Our damage to the ocean and its habitats could cause food and nutritional insecurity for all the people who rely on fish for their diets, as well as economic hardship for the more than 60 million people employed in fisheries worldwide. Marine protected areas are important tools to preserve fish stocks for future generations through restrictions on bottom-trawl fishing and deep water mining. One notable example is the one surrounding the South Atlantic island of Tristan da Cunha.

Buzz Aldrin
Astronaut Buzz Aldrin on the moon during the Apollo 11 mission. NASA, Unsplash

More people have been to the moon than the deepest parts of the sea.

Twelve people have been to the moon, but only three people have been to the Marianas Trench – the deepest point in the ocean, inaccessible due to its extreme pressure conditions. One of those three was film director and producer James Cameron.

Patagonia Andes
Monte Fitz Roy, a mountain in the Andes of southern Patagonia. Bruno De Regge, Unsplash

The world’s largest mountain range is (mostly) underwater.
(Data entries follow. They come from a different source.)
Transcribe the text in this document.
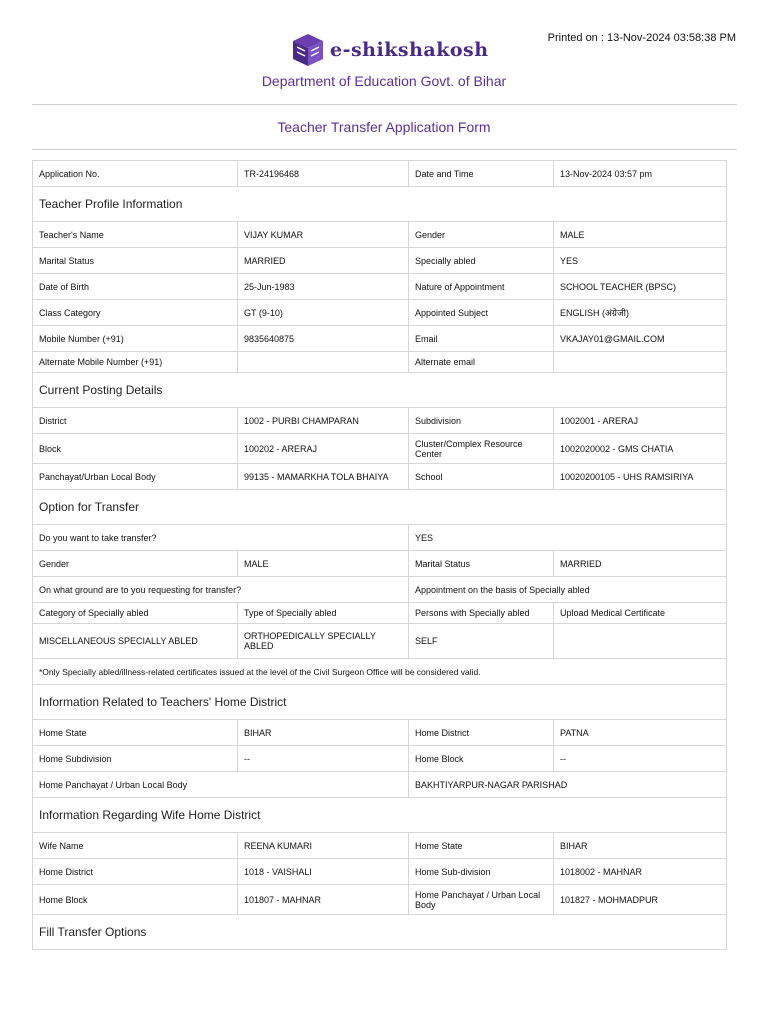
e-shikshakosh
Printed on : 13-Nov-2024 03:58:38 PM
Department of Education Govt. of Bihar
Teacher Transfer Application Form
Application No.	TR-24196468	Date and Time	13-Nov-2024 03:57 pm
Teacher Profile Information			
Teacher's Name	VIJAY KUMAR	Gender	MALE
Marital Status	MARRIED	Specially abled	YES
Date of Birth	25-Jun-1983	Nature of Appointment	SCHOOL TEACHER (BPSC)
Class Category	GT (9-10)	Appointed Subject	ENGLISH (अंग्रेजी)
Mobile Number (+91)	9835640875	Email	VKAJAY01@GMAIL.COM
Alternate Mobile Number (+91)		Alternate email	
Current Posting Details			
District	1002 - PURBI CHAMPARAN	Subdivision	1002001 - ARERAJ
Block	100202 - ARERAJ	Cluster/Complex Resource Center	1002020002 - GMS CHATIA
Panchayat/Urban Local Body	99135 - MAMARKHA TOLA BHAIYA	School	10020200105 - UHS RAMSIRIYA
Option for Transfer			
Do you want to take transfer?		YES	
Gender	MALE	Marital Status	MARRIED
On what ground are to you requesting for transfer?		Appointment on the basis of Specially abled	
Category of Specially abled	Type of Specially abled	Persons with Specially abled	Upload Medical Certificate
MISCELLANEOUS SPECIALLY ABLED	ORTHOPEDICALLY SPECIALLY ABLED	SELF	
*Only Specially abled/illness-related certificates issued at the level of the Civil Surgeon Office will be considered valid.			
Information Related to Teachers' Home District			
Home State	BIHAR	Home District	PATNA
Home Subdivision	--	Home Block	--
Home Panchayat / Urban Local Body		BAKHTIYARPUR-NAGAR PARISHAD	
Information Regarding Wife Home District			
Wife Name	REENA KUMARI	Home State	BIHAR
Home District	1018 - VAISHALI	Home Sub-division	1018002 - MAHNAR
Home Block	101807 - MAHNAR	Home Panchayat / Urban Local Body	101827 - MOHMADPUR
Fill Transfer Options			
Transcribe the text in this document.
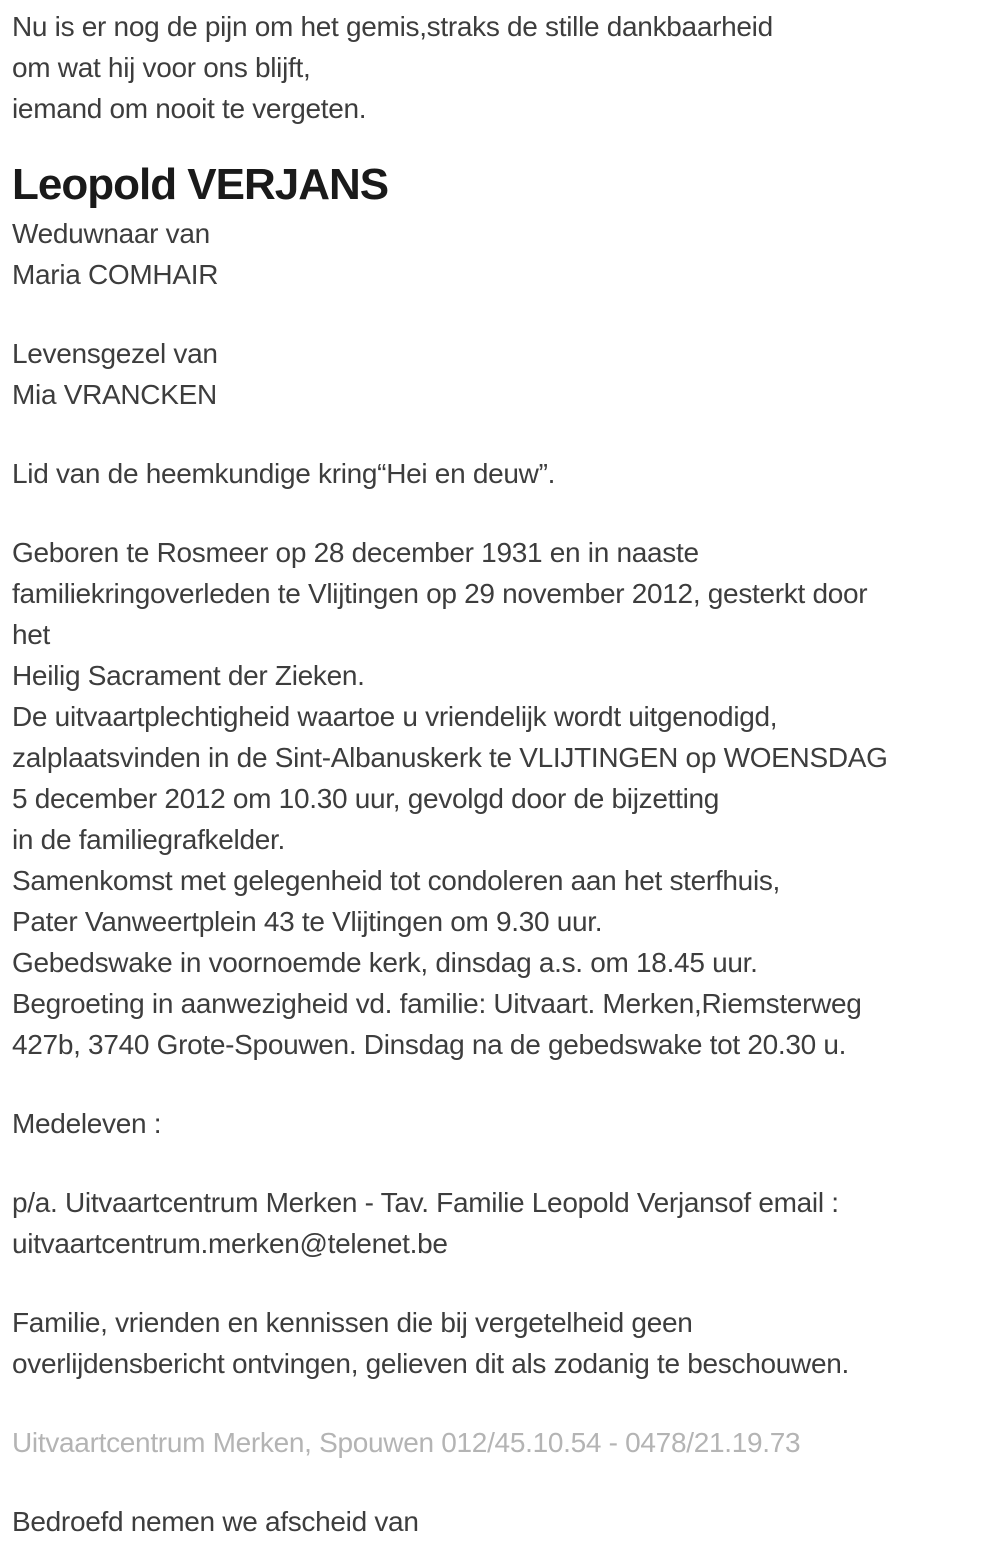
Nu is er nog de pijn om het gemis,straks de stille dankbaarheid
om wat hij voor ons blijft,
iemand om nooit te vergeten.
Leopold VERJANS
Weduwnaar van
Maria COMHAIR
Levensgezel van
Mia VRANCKEN
Lid van de heemkundige kring“Hei en deuw”.
Geboren te Rosmeer op 28 december 1931 en in naaste
familiekringoverleden te Vlijtingen op 29 november 2012, gesterkt door
het
Heilig Sacrament der Zieken.
De uitvaartplechtigheid waartoe u vriendelijk wordt uitgenodigd,
zalplaatsvinden in de Sint-Albanuskerk te VLIJTINGEN op WOENSDAG
5 december 2012 om 10.30 uur, gevolgd door de bijzetting
in de familiegrafkelder.
Samenkomst met gelegenheid tot condoleren aan het sterfhuis,
Pater Vanweertplein 43 te Vlijtingen om 9.30 uur.
Gebedswake in voornoemde kerk, dinsdag a.s. om 18.45 uur.
Begroeting in aanwezigheid vd. familie: Uitvaart. Merken,Riemsterweg
427b, 3740 Grote-Spouwen. Dinsdag na de gebedswake tot 20.30 u.
Medeleven :
p/a. Uitvaartcentrum Merken - Tav. Familie Leopold Verjansof email :
uitvaartcentrum.merken@telenet.be
Familie, vrienden en kennissen die bij vergetelheid geen
overlijdensbericht ontvingen, gelieven dit als zodanig te beschouwen.
Uitvaartcentrum Merken, Spouwen 012/45.10.54 - 0478/21.19.73
Bedroefd nemen we afscheid van
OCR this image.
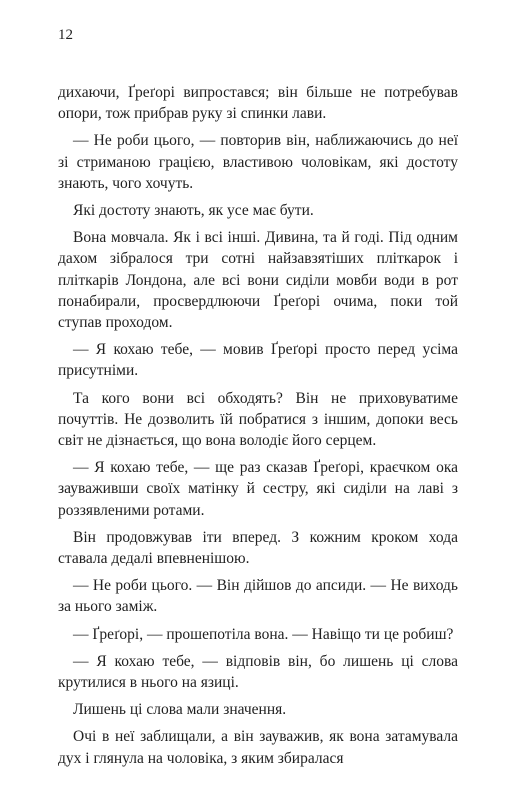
12

дихаючи, Ґреґорі випростався; він більше не потребував опори, тож прибрав руку зі спинки лави.

— Не роби цього, — повторив він, наближаючись до неї зі стриманою грацією, властивою чоловікам, які достоту знають, чого хочуть.

Які достоту знають, як усе має бути.

Вона мовчала. Як і всі інші. Дивина, та й годі. Під одним дахом зібралося три сотні найзавзятіших пліткарок і пліткарів Лондона, але всі вони сиділи мовби води в рот понабирали, просвердлюючи Ґреґорі очима, поки той ступав проходом.

— Я кохаю тебе, — мовив Ґреґорі просто перед усіма присутніми.

Та кого вони всі обходять? Він не приховуватиме почуттів. Не дозволить їй побратися з іншим, допоки весь світ не дізнається, що вона володіє його серцем.

— Я кохаю тебе, — ще раз сказав Ґреґорі, краєчком ока зауваживши своїх матінку й сестру, які сиділи на лаві з роззявленими ротами.

Він продовжував іти вперед. З кожним кроком хода ставала дедалі впевненішою.

— Не роби цього. — Він дійшов до апсиди. — Не виходь за нього заміж.

— Ґреґорі, — прошепотіла вона. — Навіщо ти це робиш?

— Я кохаю тебе, — відповів він, бо лишень ці слова крутилися в нього на язиці.

Лишень ці слова мали значення.

Очі в неї заблищали, а він зауважив, як вона затамувала дух і глянула на чоловіка, з яким збиралася
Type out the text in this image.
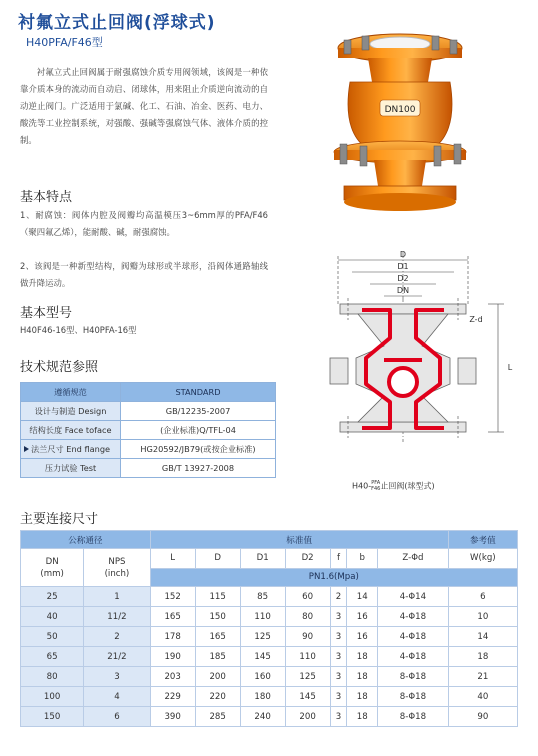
衬氟立式止回阀(浮球式)
H40PFA/F46型
衬氟立式止回阀属于耐强腐蚀介质专用阀领域，该阀是一种依靠介质本身的流动而自动启、闭球体，用来阻止介质逆向流动的自动逆止阀门。广泛适用于氯碱、化工、石油、冶金、医药、电力、酸洗等工业控制系统，对强酸、强碱等强腐蚀气体、液体介质的控制。
基本特点
1、耐腐蚀：阀体内腔及阀瓣均高温模压3~6mm厚的PFA/F46（聚四氟乙烯），能耐酸、碱，耐强腐蚀。
2、该阀是一种新型结构，阀瓣为球形或半球形，沿阀体通路轴线做升降运动。
基本型号
H40F46-16型、H40PFA-16型
技术规范参照
遵循规范	STANDARD
设计与制造 Design	GB/12235-2007
结构长度 Face toface	(企业标准)Q/TFL-04
法兰尺寸 End flange	HG20592/JB79(或按企业标准)
压力试验 Test	GB/T 13927-2008
DN100
D
D1
D2
DN
Z-d
L
H40-PFA
F46止回阀(球型式)
主要连接尺寸
公称通径		标准值							参考值
DN
(mm)	NPS
(inch)	L	D	D1	D2	f	b	Z-Φd	W(kg)
		PN1.6(Mpa)							
25	1	152	115	85	60	2	14	4-Φ14	6
40	11/2	165	150	110	80	3	16	4-Φ18	10
50	2	178	165	125	90	3	16	4-Φ18	14
65	21/2	190	185	145	110	3	18	4-Φ18	18
80	3	203	200	160	125	3	18	8-Φ18	21
100	4	229	220	180	145	3	18	8-Φ18	40
150	6	390	285	240	200	3	18	8-Φ18	90
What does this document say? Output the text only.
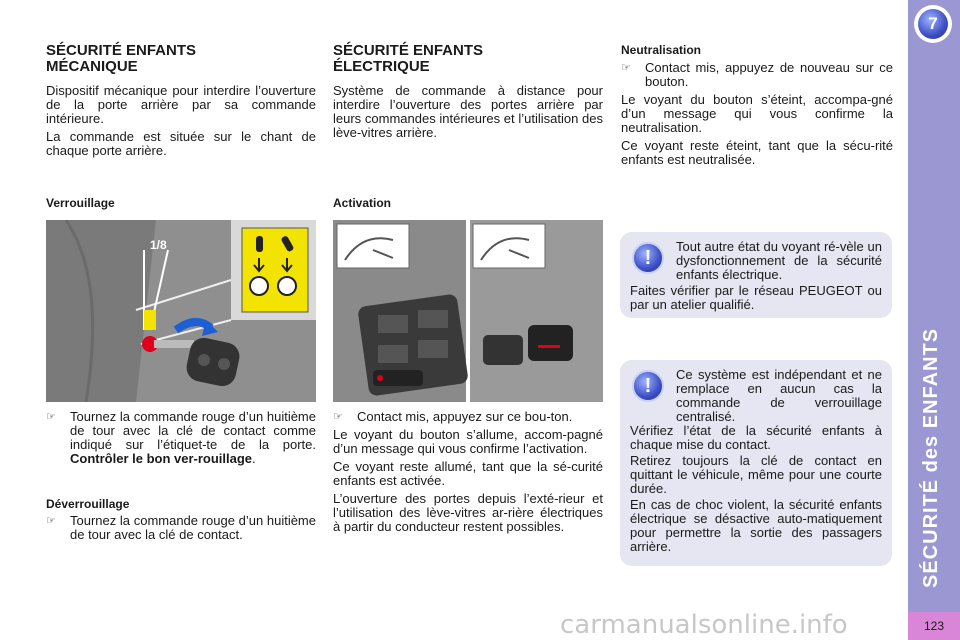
SÉCURITÉ ENFANTS
MÉCANIQUE

Dispositif mécanique pour interdire l’ouverture de la porte arrière par sa commande intérieure.

La commande est située sur le chant de chaque porte arrière.

Verrouillage
1/8
☞	Tournez la commande rouge d’un huitième de tour avec la clé de contact comme indiqué sur l’étiquet-te de la porte. Contrôler le bon ver-rouillage.
Déverrouillage
☞	Tournez la commande rouge d’un huitième de tour avec la clé de contact.
SÉCURITÉ ENFANTS
ÉLECTRIQUE

Système de commande à distance pour interdire l’ouverture des portes arrière par leurs commandes intérieures et l’utilisation des lève-vitres arrière.

Activation
☞	Contact mis, appuyez sur ce bou-ton.

Le voyant du bouton s’allume, accom-pagné d’un message qui vous confirme l’activation.

Ce voyant reste allumé, tant que la sé-curité enfants est activée.

L’ouverture des portes depuis l’exté-rieur et l’utilisation des lève-vitres ar-rière électriques à partir du conducteur restent possibles.

Neutralisation
☞	Contact mis, appuyez de nouveau sur ce bouton.

Le voyant du bouton s’éteint, accompa-gné d’un message qui vous confirme la neutralisation.

Ce voyant reste éteint, tant que la sécu-rité enfants est neutralisée.

!

Tout autre état du voyant ré-vèle un dysfonctionnement de la sécurité enfants électrique.

Faites vérifier par le réseau PEUGEOT ou par un atelier qualifié.

!

Ce système est indépendant et ne remplace en aucun cas la commande de verrouillage centralisé.

Vérifiez l’état de la sécurité enfants à chaque mise du contact.

Retirez toujours la clé de contact en quittant le véhicule, même pour une courte durée.

En cas de choc violent, la sécurité enfants électrique se désactive auto-matiquement pour permettre la sortie des passagers arrière.

7
SÉCURITÉ des ENFANTS
123
carmanualsonline.info
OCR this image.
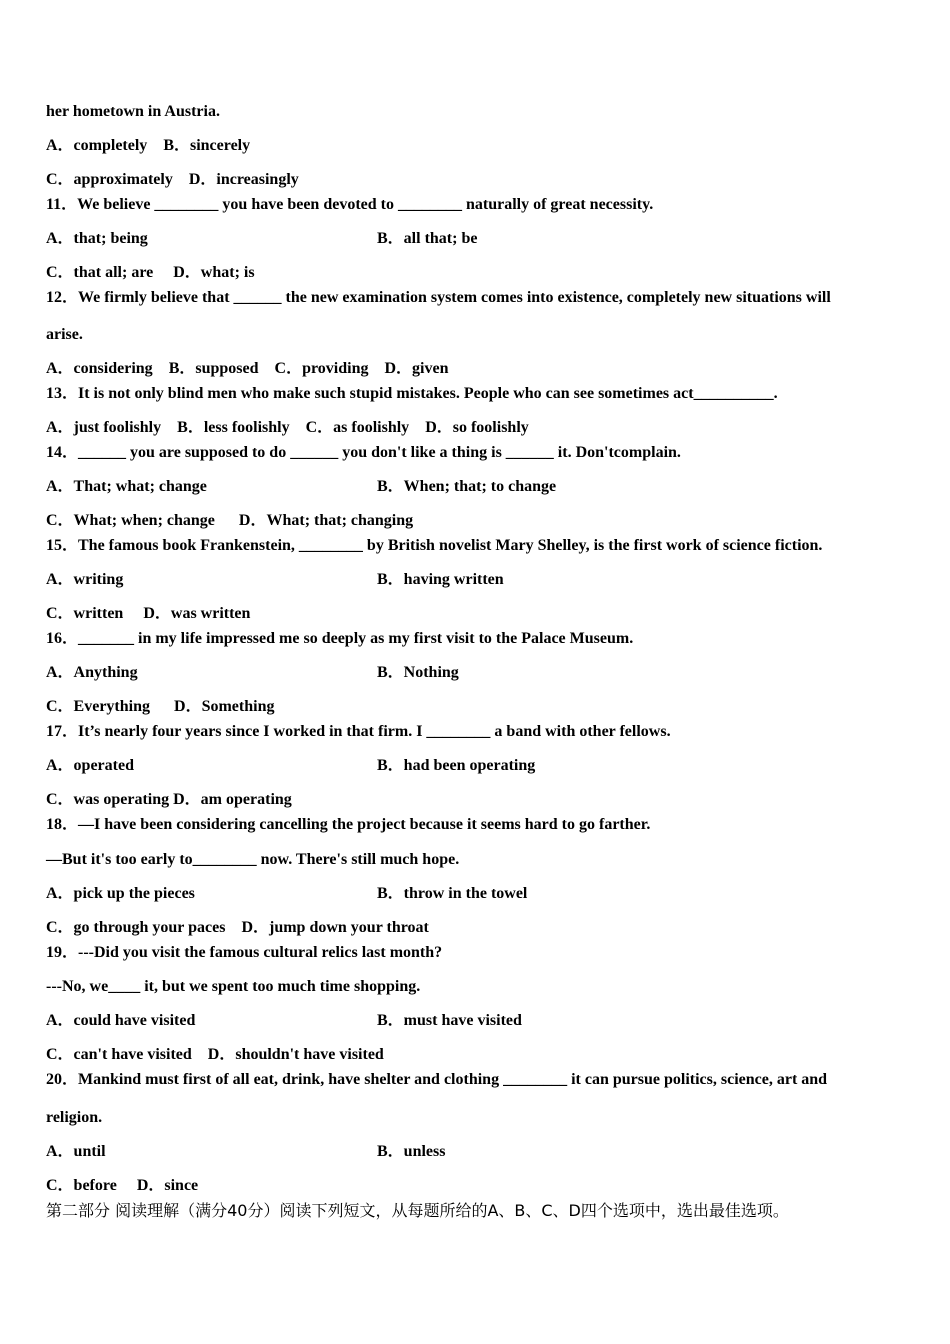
her hometown in Austria.
A．completely B．sincerely
C．approximately D．increasingly
11．We believe ________ you have been devoted to ________ naturally of great necessity.
A．that; being	B．all that; be
C．that all; are D．what; is
12．We firmly believe that ______ the new examination system comes into existence, completely new situations will
arise.
A．considering B．supposed C．providing D．given
13．It is not only blind men who make such stupid mistakes. People who can see sometimes act__________.
A．just foolishly B．less foolishly C．as foolishly D．so foolishly
14．______ you are supposed to do ______ you don't like a thing is ______ it. Don'tcomplain.
A．That; what; change	B．When; that; to change
C．What; when; change D．What; that; changing
15．The famous book Frankenstein, ________ by British novelist Mary Shelley, is the first work of science fiction.
A．writing	B．having written
C．written D．was written
16．_______ in my life impressed me so deeply as my first visit to the Palace Museum.
A．Anything	B．Nothing
C．Everything D．Something
17．It’s nearly four years since I worked in that firm. I ________ a band with other fellows.
A．operated	B．had been operating
C．was operating D．am operating
18．—I have been considering cancelling the project because it seems hard to go farther.
—But it's too early to________ now. There's still much hope.
A．pick up the pieces	B．throw in the towel
C．go through your paces D．jump down your throat
19．---Did you visit the famous cultural relics last month?
---No, we____ it, but we spent too much time shopping.
A．could have visited	B．must have visited
C．can't have visited D．shouldn't have visited
20．Mankind must first of all eat, drink, have shelter and clothing ________ it can pursue politics, science, art and
religion.
A．until	B．unless
C．before D．since
第二部分 阅读理解（满分40分）阅读下列短文，从每题所给的A、B、C、D四个选项中，选出最佳选项。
The mid-oceanic ridge is 65,000 km long – almost eight times longer than the Andes. This monolith mountain chain is 90-percent submerged and passes between all of the world’s continents at an average water depth of 2,500 m.

Frozen fish
Photo: engin akyurt, Unsplash

Arctic fish could teach us to store and preserve food for longer.

The anti-freeze proteins that help fish live in extremely cold temperatures could be harnessed to prevent freezer burn or keep ice crystals from forming in ice cream. More funding for ocean research and conservation could uncover more ingenious applications for human development, but only if the oceans are managed sustainably to ensure that biodiversity doesn’t disappear before it’s even discovered.